When is this going to end?
I can’t be the only one who will greet the first dawn of 2022 with this thought. Not just the you-know-what, about to enter its third year, but also the stubbornly non-progressing economy, the disturbing sort of politics that threaten to overtake so many countries and the increasingly unfriendly relations between major powers. When will we return to the normal world?
And I cannot be the only one who has come to suspect that these are, in fact, some of the ingredients of what is now the normal world – that we have just lived through the passing of an era, and this morning is part of a new one, still impossible to name or define.
It is with this thought that I have been reading the forthcoming book Slouching Towards Utopia by J. Bradford DeLong, an economist and historian at the University of California at Berkeley (and a former U.S. deputy treasury secretary), excerpts from which he has been sharing. You can tell a lot about historians’ views by where they place the beginning and end of the 20th century, and he is arguing for a “long twentieth century,” starting in 1870 and ending at some point after 2010 – the beginning and the end of the age of globalization.
The innovations of 1870, he writes – not just globalization but also the modern corporation and research lab – ended the 10,000-year period in which “dire poverty” was the defining human trait and made health, freedom and choices central to the human experience. They also ushered in decades of horrific wars and ethnic slaughter driven by a brutal contest between extremist utopias of the right and of the left, but this, in his view, cannot overshadow the 140 years of record-breaking progress in human well-being.
This is a counterargument to the idea of a “short twentieth century,” beginning with the First World War in 1914 and ending with the fall of the Soviet empire in 1991. That era was defined by the late British historian Eric Hobsbawm and employed in famous works by the likes of Francis Fukuyama and Margaret MacMillan.
Of course, an era is an arbitrary and made-up concept, and both definitions are equally valid. Dr. DeLong’s globalization-focused era is worth taking seriously because it speaks to our growing sense that this current moment – not the 1990s or 2000s – marks the end of something and the beginning of something else, not just in economics but in politics, international relations and our way of life.
The years after 2010, he writes, saw wealthy countries “reeling from the Great Recession that had begun in 2008, and thereafter unable to resume economic growth at anything near the average pace that had been the rule since 1870.” This decline in growth led, especially after 2016, to “system-destabilizing waves of political and cultural anger from masses of citizens, all upset in different ways and for different reasons at the failure of the system of the twentieth century to work for them as they thought that it should,” leading to nationalist governments and closed borders.

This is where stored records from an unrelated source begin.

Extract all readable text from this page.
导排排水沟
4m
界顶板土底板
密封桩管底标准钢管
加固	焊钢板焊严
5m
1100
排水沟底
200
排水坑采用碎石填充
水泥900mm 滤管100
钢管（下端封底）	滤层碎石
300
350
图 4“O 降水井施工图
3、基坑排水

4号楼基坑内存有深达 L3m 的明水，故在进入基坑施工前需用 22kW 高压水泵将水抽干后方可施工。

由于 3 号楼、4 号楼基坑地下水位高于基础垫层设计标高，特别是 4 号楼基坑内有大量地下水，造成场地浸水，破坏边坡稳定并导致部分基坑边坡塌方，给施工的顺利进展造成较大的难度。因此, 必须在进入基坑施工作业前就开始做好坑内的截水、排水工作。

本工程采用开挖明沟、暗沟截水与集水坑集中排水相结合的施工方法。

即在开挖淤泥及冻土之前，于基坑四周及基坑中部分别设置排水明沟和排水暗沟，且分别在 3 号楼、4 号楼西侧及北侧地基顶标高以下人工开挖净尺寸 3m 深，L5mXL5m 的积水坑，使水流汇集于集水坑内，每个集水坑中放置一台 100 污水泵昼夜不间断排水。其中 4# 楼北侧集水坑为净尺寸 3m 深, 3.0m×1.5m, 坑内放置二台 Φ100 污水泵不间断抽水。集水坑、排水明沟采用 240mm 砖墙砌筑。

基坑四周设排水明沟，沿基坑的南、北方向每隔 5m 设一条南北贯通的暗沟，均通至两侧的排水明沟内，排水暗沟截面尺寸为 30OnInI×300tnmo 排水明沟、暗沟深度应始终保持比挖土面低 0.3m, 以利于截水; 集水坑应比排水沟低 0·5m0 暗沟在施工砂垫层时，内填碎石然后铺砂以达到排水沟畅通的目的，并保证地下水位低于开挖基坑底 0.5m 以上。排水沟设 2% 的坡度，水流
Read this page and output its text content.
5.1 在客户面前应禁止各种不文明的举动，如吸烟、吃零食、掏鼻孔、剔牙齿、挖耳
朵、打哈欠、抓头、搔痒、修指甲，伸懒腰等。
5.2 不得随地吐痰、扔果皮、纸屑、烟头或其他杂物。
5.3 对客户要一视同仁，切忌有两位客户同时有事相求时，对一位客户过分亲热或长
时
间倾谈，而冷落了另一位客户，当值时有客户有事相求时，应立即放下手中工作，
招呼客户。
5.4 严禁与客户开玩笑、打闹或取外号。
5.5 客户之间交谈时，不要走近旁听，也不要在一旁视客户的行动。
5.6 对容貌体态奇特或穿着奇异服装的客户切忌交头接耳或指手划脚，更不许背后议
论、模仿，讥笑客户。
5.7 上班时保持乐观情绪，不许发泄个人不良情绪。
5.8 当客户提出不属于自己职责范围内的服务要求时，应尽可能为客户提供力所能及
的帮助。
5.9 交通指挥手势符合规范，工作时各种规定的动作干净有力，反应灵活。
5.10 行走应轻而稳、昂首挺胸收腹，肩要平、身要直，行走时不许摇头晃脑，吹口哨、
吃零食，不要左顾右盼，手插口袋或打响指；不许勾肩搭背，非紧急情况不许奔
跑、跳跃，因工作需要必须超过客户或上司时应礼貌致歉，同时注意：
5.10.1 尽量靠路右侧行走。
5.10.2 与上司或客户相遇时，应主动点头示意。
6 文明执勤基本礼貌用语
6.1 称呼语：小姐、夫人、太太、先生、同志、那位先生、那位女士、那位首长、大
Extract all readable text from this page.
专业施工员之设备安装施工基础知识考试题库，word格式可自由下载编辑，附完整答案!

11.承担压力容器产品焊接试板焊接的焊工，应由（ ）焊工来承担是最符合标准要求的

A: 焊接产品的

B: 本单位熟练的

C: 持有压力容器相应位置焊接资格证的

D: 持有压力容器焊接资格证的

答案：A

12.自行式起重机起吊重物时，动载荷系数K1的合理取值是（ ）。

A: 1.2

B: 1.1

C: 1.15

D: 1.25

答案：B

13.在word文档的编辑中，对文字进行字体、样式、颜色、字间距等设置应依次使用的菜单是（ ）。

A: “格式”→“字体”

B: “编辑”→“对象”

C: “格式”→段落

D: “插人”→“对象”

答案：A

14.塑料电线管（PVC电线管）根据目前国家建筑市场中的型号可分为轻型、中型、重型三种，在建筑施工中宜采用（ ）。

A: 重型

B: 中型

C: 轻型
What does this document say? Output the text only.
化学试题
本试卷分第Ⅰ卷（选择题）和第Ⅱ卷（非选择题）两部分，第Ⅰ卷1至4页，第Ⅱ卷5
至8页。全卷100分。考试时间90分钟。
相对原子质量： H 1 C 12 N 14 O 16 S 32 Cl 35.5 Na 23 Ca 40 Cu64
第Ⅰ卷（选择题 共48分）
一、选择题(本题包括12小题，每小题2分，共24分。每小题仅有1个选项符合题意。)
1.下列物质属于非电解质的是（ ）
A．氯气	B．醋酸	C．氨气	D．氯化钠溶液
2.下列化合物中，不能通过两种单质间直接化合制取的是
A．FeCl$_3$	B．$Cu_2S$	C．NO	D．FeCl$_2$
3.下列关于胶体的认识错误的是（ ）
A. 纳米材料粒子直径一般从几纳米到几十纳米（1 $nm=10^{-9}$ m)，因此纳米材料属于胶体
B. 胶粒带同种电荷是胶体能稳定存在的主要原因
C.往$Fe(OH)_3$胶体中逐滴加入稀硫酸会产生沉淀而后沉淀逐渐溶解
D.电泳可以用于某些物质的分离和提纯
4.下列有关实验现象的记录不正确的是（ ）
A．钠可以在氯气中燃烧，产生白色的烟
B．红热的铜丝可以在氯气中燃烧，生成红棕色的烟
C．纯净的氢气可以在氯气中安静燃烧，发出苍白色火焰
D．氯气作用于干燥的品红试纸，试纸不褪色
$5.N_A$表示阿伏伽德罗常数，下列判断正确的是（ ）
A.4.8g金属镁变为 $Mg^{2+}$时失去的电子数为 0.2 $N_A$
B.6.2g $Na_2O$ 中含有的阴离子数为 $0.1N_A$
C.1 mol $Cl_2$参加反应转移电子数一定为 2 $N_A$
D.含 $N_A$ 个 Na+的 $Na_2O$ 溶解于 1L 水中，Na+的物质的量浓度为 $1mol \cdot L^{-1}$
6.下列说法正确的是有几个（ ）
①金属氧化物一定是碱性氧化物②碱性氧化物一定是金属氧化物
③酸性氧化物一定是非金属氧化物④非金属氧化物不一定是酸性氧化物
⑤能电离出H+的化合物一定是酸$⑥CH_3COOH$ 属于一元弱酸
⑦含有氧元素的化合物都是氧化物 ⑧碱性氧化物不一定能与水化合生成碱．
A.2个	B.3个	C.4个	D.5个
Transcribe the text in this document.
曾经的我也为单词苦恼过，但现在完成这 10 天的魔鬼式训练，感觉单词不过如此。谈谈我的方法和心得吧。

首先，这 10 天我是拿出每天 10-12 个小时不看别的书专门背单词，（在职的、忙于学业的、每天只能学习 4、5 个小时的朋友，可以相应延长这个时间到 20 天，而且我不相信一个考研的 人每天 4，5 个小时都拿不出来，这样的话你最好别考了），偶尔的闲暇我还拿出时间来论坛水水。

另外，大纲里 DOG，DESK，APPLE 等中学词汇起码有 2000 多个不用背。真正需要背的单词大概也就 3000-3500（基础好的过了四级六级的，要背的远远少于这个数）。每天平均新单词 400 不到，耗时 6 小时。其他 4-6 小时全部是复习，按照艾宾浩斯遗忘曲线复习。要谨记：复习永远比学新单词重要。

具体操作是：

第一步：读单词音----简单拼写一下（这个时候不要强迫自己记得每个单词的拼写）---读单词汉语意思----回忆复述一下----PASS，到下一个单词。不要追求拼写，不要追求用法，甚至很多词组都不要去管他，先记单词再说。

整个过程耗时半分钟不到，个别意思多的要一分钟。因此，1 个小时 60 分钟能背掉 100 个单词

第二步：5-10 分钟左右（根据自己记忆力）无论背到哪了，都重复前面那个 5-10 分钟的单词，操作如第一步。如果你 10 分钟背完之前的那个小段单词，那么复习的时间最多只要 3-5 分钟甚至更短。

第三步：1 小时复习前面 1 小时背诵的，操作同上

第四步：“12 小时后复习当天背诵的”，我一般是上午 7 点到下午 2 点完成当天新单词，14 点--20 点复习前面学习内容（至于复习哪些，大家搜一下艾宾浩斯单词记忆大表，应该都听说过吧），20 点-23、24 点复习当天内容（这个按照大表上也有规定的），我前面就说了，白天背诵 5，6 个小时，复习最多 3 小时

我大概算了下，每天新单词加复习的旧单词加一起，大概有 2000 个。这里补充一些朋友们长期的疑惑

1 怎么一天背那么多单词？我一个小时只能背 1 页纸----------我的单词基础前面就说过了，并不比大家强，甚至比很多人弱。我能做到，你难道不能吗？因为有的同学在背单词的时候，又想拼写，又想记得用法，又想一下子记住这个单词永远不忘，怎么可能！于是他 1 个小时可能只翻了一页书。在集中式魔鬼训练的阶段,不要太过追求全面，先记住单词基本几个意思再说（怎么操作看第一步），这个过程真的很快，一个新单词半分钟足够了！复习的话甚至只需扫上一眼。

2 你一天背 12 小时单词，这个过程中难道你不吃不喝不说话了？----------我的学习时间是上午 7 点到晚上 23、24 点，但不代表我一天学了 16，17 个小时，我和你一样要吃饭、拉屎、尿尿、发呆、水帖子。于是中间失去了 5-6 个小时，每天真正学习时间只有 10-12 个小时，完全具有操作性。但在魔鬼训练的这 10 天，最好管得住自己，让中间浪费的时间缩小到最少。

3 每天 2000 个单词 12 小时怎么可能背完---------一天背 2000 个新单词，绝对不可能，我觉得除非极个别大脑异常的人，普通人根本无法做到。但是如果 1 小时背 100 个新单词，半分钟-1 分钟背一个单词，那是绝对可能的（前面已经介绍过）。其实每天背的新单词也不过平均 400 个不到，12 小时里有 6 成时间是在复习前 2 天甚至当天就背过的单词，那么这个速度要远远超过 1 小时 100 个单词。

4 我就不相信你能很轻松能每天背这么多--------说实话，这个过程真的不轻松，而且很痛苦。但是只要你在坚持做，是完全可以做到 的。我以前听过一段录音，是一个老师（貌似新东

Many other economic observers have concluded that globalization, as a world-defining force, ended around 2010. The post-2008 “reshoring” and retreat of supply chains, the return of industrial manufacturing to the United States, the decline of international inequality as China became a more middle-class and inward-focused country and ceased to be a cheap-labour pool, the rise of authoritarianism there and the parallel rise of protectionism in many countries, the supply shocks of closed borders – these are all heralding the end of the globalized epoch.
Neither historians nor economists are in the business of prediction, and both generally fare poorly when they attempt to do so. Dr. DeLong concludes simply that “the Grand Narrative of the long 20th century could no longer be made to fit. It was a new set of stories, needing to be made comprehensible by a new Grand Narrative or Narratives. What it or they are we cannot yet know.”
An obvious conclusion, drawn by many lately, is that we have entered an era of nationalism, of closed enclaves, spheres of influence and tight-knit groups of countries sharing trade, climate and political interactions. This would be difficult to navigate for globalization-dependent countries such as Canada.
But whether it is a temporary retreat into a more atomized world, as we saw in the 1920s and the war years, or some sort of permanent shift is harder to say. That’s why this is such an edgy, uneasy moment.
Hegel likened this mysterious feeling to the Owl of Minerva, which, according to Greek legend, “takes its flight only when the shades of night are gathering,” which is to say that we only really understand our moment in history when it has recently passed. With the grey light of a new year, we’re only beginning to spread our wings.